NE HUKUK AMA ? ...
Hikmet BİLA
Uluslararası mahkemeler, mahkeme
midir?
Değildir. Sadece ve sadece güçlünün
gücünü dayattığı siyasal kurumlardır. 'Yargıç' sıfatını
taşıyan kişilerden oluşmaları bu gerçeği değiştirmez.
İkinci Dünya Savaşı'ndan sonra
kurulan Nürnberg Mahkemeleri Nazileri yargıladı. Liderlerini ölüme
ya da ömür boyu hapis cezalarına mahkûm etti. Çoğu asıldı.
Çünkü Nazi Almanyası savaşta
yenilmişti. Müttefikler kazanmıştı. Mahkemeleri Amerikalılar, İngilizler,
Ruslar, kısaca galipler kurdu, hükümleri onlar verdi.
Tersi olsaydı?
Mahkemeleri Naziler kuracak, asılanlar
da İngiliz, Amerikalı, Fransız ya da Rus olacaktı. Hukuk kavramının
en acıklı noktasıdır bu garip çelişki...
Gelelim Avrupa İnsan Hakları
Mahkemesi'ne ve bu mahkemenin Öcalan 'la ilgili kararına. Ne olmuş?
Öcalan adil yargılanmamış. Ne yapmalıymış? Yeniden yargılanmalıymış.
Öcalan'ın yargılandığı günlerde,
Avrupa'dan gelen gözlemcisiyle, parlamenteriyle, medyasıyla herkes
adil yargılama yapıldığını söylüyordu.
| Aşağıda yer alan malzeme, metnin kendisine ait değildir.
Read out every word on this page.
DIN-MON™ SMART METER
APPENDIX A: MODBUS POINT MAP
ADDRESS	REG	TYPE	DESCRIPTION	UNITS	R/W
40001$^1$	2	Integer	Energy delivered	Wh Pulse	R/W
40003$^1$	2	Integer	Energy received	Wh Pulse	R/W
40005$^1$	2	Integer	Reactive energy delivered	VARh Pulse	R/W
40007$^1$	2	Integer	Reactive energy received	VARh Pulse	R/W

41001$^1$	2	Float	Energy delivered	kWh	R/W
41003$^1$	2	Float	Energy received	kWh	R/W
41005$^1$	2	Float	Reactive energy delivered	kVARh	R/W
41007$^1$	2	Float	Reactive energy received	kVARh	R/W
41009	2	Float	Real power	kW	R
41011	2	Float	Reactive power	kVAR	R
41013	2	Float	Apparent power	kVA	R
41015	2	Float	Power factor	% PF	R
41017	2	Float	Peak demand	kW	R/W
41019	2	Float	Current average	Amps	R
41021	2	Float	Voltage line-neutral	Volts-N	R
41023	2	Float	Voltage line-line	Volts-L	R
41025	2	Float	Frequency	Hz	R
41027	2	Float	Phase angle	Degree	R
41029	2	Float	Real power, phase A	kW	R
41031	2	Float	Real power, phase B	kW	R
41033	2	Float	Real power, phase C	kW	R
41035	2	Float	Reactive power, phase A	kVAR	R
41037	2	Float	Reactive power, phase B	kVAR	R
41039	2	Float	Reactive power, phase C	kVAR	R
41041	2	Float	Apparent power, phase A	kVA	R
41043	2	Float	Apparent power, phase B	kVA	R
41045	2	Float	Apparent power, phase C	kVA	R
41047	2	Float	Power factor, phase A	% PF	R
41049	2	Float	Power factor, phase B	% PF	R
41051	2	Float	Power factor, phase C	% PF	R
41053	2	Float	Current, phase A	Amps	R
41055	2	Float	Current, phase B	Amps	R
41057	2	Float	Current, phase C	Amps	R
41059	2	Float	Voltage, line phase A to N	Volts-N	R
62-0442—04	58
Ne oldu da şimdi dava,
adil olmayan yargıya dönüştü?
Üstelik, AİHM Büyük Dairesi'nin
aldığı karar, bu mahkemenin kararlarını denetlemekten sorumlu
Avrupa Konseyi Bakanlar Komitesi'ne gidecekmiş.
İşe bak... Bir mahkeme bakanlar
tarafından denetleniyor ve bir mahkemenin aldığı kararla ilgili
son kararı siyasetçiler veriyor.
Bu da hukuk oluyor.
''Böyle şey olmaz'' diyenlere
bu arkadaşların cevabı da hazır: ''Evet ama Bakanlar Komitesi,
hukuksal kriterlere göre karar veriyor. Hukuksal kriterlere göre
karar veren siyasetçiler.'' Bu da çağdaş hukukun son aşaması
herhalde... ''O zaman yargıçlara ne gerek var'' sorusuna karşı
sessizlik...
Hani bir söz vardır: ''Galip
sayılır bu yolda mağlup...'' Türkiye için bunun tersi geçerli
galiba: ''Mağlup sayılır bu yolda galip...''
Türkiye, 15 yıl süren bir savaştan
galip çıkmış. Öcalan ve örgütünün koçbaşı olarak kullanıldığı,
arkasında bazı komşulardan bazı Avrupalılara kadar geniş bir
cephede yapılan saldırıyı püskürtmüş, ülkesinin silahla bölünmesine
izin vermemiş. Nefes aldırmayan bir takiple Öcalan'ı ele geçirip
sanık sandalyesine oturtmuş.
Ve iş dönmüş dolaşmış, sanık
sandalyesinde olması gerekenler, Avrupa İnsan Hakları Mahkemesi adı
verilen bir örgütte Türkiye'yi sanık sandalyesine oturtmuş. O örgüte
para ve silah desteği sağlayanlar, elemanlarını Avrupa başkentlerinde
krallar gibi yaşatanlar, villalar verenler, propaganda yapma ve
finansman sağlama çabalarına yardımcı olan ya da göz yumanlar değil,
ama Türkiye sanık sandalyesinde. Üstelik mahkûm...
Yaşasın hukuk!
Guguk.
Avrupa İnsan Hakları Sözleşmesi'ymiş,
maddelermiş, hükümlermiş, usulmüş, hepsi hikâye... Aslolan
siyaset... Gücü gücü yetene siyaseti... Bin yıldır tanıdığımız
siyaset...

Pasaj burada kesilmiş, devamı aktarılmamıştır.